Given the revisions outlined, here’s the corrected version (with deleted text in brackets; inserted text in bold type) of the uninsurable indemnification provision:
Consultant shall indemnify, <defend> and hold harmless the Client, the Client’s employees, directors, and officers <, agents, representatives, subsidiaries, affiliated companies, and lenders> from and against <any and all> liability, costs and expenses including, but not limited to, attorney’s fees where recoverable under applicable law on account of negligence <that occurred in whole or in part, as a result of> to the extent caused by the Consultant’s negligent acts, errors or omissions.
One other important point with regard to indemnification clauses: Be sure they “flow down” to any subconsultants the architect, engineer, or construction manager may be using on the project with wording identical to that of the primary agreement.

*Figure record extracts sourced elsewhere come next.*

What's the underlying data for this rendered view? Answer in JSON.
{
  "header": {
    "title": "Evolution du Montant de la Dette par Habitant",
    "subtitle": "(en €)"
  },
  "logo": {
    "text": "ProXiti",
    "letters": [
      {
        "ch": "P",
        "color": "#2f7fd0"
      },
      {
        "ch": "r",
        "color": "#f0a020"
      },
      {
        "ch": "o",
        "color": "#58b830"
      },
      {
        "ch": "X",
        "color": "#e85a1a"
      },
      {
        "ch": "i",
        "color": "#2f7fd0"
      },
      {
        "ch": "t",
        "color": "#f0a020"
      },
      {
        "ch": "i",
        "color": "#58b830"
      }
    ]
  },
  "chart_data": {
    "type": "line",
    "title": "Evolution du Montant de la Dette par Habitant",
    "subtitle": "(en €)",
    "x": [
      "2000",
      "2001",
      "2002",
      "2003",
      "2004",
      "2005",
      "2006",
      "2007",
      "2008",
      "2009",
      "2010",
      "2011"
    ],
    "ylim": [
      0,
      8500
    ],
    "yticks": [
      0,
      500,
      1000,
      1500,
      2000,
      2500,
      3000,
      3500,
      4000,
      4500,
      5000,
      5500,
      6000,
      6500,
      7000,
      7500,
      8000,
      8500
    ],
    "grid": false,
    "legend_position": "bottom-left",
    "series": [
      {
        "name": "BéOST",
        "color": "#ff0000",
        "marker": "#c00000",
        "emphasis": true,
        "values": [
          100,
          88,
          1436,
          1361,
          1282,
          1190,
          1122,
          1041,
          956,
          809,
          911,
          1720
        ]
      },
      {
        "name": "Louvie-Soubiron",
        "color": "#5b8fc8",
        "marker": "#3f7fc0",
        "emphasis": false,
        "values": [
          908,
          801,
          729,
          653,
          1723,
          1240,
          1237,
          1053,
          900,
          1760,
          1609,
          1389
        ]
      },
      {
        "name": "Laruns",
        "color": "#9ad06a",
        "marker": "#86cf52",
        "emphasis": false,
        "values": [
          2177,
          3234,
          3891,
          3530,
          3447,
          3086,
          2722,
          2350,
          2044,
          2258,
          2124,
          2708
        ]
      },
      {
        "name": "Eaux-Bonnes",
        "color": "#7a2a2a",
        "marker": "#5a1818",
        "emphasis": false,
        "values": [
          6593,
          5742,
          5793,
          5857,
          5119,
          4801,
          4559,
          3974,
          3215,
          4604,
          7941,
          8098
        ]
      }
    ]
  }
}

The first step in reducing uninsured or inappropriate risk is to understand what terms in an indemnification clause can hold the potential for uninsured exposures. Once these are recognized, the design firm should attempt to negotiate improvements that ensure a fair allocation of risk. Often, we find changes are possible simply by asking and explaining the unintended result of eliminating insurance coverage for a claim. Where the owner won’t make necessary changes, the firm then has the information it needs to make a “business decision” about whether or not to move forward with a less than acceptable clause.
In such instances, we are aware that some design firms may add a “risk charge” to their project pricing to help minimize any potential financial impact.